Fast forward to me in my late twenties, married with three stepchildren, miscarrying three babies in two years. Then I became pregnant with Sarah. And she stayed. We had one perfect year. And then she got sick, and here we are.

Holding on to a child with cancer is like holding on to a handful of sand. You can hold on to the bulk of it, but they lose so much of the people they could have been, so much of their childhood. Going through this process more than once is like trying to pass that sand from one hand to another. Each time, you have less and less and less until they're just gone; and all that's left is residue. Memories where your baby used to be.

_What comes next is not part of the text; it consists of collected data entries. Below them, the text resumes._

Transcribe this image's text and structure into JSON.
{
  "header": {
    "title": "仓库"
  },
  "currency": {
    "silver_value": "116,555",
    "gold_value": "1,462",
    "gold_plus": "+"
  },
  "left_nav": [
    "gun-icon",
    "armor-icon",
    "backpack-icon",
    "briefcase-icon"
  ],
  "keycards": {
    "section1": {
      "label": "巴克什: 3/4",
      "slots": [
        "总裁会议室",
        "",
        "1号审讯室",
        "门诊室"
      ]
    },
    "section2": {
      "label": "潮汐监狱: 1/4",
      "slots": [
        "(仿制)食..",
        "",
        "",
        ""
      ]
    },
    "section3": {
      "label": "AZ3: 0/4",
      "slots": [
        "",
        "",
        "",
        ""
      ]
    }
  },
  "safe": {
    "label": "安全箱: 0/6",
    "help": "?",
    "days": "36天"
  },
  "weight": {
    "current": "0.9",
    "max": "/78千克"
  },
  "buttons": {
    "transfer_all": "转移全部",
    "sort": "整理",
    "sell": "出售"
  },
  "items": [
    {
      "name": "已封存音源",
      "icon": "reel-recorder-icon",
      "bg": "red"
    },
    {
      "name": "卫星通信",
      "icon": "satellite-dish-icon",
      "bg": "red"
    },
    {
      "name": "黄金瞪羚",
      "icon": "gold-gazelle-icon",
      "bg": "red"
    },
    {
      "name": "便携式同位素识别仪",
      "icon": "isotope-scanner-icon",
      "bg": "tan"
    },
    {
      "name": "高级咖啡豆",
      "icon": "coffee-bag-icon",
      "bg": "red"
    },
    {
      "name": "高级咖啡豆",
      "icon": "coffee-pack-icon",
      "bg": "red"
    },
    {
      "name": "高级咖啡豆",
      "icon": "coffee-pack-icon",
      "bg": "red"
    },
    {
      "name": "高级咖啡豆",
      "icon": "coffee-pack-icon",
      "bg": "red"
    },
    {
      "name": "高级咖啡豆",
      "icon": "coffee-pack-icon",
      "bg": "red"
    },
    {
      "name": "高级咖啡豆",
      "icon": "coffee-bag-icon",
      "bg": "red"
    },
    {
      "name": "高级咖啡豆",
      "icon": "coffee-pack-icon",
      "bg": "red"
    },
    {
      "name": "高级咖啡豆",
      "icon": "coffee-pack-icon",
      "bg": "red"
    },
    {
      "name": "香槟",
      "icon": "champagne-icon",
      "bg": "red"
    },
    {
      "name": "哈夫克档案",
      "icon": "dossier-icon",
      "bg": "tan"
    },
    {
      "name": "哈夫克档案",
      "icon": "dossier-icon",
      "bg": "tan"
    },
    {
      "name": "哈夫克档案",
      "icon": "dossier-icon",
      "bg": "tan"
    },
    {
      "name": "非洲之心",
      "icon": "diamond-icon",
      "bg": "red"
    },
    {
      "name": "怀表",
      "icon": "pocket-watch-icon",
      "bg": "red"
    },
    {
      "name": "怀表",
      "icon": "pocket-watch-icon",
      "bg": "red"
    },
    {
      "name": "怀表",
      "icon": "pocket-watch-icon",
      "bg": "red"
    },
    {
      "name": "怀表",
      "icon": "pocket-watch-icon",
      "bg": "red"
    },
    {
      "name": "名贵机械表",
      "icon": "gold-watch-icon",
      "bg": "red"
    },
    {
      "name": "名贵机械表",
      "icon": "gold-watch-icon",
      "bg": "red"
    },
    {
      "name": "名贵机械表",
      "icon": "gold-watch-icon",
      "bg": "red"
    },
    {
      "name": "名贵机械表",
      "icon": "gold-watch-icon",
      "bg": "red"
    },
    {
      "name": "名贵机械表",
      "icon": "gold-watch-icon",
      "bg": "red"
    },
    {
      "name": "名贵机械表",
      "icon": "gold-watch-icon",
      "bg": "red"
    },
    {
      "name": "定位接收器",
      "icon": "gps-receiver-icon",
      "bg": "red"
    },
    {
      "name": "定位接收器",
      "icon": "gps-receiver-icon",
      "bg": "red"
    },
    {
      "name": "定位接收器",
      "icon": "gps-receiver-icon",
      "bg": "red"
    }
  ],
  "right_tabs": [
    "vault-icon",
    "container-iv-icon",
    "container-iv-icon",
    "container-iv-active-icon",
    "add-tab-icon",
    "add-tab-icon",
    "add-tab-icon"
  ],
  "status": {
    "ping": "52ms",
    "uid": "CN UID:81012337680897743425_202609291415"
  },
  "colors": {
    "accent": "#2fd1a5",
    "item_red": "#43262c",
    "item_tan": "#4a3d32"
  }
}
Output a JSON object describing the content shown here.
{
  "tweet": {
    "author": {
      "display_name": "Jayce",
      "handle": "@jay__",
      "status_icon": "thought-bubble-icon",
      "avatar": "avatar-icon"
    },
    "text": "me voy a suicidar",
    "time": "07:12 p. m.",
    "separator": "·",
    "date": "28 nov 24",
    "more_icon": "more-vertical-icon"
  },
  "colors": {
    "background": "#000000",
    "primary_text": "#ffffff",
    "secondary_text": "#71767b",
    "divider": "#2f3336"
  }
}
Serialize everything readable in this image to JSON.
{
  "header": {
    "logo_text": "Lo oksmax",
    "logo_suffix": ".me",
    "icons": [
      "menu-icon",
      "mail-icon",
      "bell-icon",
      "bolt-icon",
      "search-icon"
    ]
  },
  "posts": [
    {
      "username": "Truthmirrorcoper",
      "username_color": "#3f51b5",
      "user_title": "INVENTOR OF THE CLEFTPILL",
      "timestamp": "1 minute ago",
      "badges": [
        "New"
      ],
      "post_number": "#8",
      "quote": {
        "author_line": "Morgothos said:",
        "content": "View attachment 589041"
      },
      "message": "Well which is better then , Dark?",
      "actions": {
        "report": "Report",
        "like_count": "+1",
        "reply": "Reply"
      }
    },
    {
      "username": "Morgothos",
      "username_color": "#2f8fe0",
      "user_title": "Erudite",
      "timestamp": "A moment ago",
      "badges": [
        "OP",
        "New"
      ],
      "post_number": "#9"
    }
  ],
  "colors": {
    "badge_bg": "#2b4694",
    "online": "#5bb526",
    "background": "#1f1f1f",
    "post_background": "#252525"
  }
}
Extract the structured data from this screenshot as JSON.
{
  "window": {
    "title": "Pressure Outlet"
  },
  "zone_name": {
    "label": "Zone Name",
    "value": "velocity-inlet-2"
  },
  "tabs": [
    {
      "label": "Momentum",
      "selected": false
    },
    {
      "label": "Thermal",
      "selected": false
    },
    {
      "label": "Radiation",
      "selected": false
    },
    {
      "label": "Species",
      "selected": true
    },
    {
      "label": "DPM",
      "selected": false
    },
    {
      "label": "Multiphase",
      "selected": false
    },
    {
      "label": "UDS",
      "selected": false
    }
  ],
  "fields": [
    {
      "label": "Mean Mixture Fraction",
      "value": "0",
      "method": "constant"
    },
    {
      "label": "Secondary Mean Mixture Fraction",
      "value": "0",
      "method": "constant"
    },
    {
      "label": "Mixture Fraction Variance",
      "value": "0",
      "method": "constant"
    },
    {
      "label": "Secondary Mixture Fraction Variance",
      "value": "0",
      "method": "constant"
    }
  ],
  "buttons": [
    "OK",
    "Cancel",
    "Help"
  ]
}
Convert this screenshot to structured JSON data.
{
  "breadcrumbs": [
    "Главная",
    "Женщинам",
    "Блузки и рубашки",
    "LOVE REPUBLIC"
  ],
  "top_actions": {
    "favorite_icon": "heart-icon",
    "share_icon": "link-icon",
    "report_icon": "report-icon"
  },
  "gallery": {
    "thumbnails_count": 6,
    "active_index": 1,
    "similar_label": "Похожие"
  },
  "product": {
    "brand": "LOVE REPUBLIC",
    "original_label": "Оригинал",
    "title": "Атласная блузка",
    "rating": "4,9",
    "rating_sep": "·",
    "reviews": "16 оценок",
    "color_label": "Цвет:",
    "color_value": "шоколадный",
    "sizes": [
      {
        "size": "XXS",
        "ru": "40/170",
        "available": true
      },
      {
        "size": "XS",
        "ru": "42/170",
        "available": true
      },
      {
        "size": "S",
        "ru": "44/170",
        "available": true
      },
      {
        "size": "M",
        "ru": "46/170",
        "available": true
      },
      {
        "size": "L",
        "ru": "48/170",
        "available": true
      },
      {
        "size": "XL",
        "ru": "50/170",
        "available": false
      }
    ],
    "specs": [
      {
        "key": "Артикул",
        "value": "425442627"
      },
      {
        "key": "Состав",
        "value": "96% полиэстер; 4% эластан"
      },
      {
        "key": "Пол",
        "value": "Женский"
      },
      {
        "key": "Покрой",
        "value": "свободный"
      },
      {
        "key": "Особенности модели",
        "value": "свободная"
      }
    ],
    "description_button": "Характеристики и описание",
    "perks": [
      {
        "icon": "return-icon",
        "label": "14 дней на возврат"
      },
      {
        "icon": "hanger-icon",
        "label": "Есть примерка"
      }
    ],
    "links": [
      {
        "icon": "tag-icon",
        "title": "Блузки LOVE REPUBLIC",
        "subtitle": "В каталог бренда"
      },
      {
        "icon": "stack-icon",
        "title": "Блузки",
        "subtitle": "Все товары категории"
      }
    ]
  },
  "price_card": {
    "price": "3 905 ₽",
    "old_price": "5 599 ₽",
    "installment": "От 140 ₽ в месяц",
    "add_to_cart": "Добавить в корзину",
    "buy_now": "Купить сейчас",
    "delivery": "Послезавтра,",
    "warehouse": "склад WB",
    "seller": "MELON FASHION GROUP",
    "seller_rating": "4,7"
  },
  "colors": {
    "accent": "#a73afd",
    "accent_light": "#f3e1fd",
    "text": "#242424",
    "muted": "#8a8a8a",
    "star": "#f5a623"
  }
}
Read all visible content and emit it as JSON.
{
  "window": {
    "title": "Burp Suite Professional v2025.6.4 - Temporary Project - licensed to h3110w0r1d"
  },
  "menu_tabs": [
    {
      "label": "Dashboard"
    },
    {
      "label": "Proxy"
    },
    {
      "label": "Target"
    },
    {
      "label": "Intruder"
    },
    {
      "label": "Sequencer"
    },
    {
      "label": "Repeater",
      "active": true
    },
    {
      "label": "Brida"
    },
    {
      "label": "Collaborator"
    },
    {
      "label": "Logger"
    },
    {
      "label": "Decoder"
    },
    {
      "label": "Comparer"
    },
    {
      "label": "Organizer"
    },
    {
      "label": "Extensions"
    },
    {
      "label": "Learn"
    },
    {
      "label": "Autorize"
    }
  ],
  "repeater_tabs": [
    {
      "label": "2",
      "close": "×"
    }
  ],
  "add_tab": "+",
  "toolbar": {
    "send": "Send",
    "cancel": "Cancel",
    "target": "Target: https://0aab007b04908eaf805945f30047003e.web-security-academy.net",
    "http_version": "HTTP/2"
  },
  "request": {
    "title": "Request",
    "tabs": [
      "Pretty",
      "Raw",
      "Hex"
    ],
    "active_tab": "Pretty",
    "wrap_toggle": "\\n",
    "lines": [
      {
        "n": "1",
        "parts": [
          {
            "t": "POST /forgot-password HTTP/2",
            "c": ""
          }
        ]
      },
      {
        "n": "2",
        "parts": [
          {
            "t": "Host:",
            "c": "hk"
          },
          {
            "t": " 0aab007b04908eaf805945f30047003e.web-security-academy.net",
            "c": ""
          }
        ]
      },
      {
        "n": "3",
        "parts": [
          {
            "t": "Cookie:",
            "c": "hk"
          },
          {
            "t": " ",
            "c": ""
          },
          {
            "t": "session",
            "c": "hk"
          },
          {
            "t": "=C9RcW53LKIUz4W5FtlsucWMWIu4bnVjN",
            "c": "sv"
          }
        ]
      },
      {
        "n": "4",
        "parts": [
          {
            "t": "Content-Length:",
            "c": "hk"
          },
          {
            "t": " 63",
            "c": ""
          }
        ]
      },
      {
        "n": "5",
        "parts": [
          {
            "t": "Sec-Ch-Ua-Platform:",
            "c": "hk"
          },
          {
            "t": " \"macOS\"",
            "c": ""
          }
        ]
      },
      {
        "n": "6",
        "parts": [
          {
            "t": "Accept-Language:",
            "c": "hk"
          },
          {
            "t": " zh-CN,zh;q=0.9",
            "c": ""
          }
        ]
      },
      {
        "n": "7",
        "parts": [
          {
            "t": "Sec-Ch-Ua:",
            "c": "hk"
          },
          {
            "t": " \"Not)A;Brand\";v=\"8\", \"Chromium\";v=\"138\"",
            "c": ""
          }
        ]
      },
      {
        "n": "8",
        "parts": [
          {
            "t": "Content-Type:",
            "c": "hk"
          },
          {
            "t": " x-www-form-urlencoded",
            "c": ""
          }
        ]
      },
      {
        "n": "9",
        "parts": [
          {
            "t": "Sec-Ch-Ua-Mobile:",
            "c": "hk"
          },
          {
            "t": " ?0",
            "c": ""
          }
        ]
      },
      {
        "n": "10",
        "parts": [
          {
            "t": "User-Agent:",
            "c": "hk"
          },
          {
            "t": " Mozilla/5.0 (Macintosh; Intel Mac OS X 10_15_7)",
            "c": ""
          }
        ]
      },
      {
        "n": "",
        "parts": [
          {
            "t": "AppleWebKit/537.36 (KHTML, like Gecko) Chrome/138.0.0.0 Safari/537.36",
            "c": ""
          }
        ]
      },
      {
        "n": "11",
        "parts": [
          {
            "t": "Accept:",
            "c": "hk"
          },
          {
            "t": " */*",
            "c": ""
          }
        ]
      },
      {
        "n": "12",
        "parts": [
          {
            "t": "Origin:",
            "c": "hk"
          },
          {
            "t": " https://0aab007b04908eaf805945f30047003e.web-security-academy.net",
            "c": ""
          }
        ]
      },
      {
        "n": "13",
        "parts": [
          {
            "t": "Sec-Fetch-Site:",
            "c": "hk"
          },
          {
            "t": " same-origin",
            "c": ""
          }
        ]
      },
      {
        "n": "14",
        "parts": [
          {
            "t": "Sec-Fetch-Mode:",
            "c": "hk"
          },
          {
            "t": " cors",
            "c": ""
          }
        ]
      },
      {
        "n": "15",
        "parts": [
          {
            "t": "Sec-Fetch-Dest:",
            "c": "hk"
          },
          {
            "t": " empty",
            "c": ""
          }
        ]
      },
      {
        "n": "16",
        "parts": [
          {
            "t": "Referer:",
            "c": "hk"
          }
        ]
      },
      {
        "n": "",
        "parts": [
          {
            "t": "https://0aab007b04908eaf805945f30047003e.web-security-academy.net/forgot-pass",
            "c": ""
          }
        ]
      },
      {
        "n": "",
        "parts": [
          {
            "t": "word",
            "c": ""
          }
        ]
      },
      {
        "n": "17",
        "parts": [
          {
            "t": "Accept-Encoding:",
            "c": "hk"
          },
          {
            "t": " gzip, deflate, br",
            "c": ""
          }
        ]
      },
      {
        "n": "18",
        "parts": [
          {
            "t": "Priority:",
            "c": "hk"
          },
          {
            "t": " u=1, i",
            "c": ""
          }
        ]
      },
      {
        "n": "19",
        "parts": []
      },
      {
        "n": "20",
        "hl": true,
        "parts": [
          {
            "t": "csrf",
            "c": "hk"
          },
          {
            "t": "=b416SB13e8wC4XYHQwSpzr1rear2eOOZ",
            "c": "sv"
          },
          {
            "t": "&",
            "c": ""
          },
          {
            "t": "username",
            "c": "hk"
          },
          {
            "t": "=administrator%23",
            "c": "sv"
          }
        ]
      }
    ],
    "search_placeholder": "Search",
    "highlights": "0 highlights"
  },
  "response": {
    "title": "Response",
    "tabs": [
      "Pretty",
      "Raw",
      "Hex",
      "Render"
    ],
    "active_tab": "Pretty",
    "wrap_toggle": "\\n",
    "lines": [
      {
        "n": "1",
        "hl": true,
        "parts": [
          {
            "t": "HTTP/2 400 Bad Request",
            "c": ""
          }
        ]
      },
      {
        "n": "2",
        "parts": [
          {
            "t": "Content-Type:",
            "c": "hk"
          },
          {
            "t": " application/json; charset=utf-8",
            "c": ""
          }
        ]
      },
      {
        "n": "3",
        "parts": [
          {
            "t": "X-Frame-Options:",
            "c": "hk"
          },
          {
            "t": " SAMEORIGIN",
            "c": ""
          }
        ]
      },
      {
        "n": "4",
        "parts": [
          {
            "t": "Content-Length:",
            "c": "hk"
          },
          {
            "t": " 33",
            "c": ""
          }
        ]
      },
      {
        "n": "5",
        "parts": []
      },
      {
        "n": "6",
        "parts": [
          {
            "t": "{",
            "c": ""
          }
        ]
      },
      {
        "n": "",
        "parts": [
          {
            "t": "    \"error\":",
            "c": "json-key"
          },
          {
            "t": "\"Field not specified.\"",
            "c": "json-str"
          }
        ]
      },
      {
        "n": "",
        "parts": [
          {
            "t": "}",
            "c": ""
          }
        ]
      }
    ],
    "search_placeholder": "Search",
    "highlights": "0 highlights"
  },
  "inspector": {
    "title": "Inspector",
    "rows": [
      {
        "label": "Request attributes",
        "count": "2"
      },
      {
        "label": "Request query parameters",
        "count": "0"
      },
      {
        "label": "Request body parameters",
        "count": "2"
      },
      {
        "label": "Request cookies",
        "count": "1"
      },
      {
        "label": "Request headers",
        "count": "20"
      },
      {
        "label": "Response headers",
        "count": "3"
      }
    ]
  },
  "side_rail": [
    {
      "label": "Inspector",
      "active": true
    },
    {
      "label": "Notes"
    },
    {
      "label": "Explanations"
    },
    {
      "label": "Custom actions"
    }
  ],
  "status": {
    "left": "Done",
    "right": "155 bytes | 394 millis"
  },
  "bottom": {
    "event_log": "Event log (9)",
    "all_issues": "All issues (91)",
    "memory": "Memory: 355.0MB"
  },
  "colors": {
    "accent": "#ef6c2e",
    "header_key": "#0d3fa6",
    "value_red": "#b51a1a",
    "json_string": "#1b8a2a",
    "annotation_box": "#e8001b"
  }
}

Still, with all of this, as crazy as it sounds, I wouldn't trade it for anything. With all of this heartache, this has still been "my best four years" because Sarah was in the world for all of them. She makes me laugh with her cleverness and her caprice. She is such a little person now. She is the best person I know. And that is worth fighting for.

1 comment:

  1. I have been reading your post and blogs when ever you say there is one to read. There are no words that I can say to make anything better. But, thank you for sharing this and allowing everyone a glimpse of what it means to fight cancer, what a beautiful girl Sarah and what a great mother you are.


    Gabriel (you, know, the who sat behind you for three years in TEAM? If only changing the world and things in it were as easy as changing a lowercase "c" to a lowercase "d" on a history test).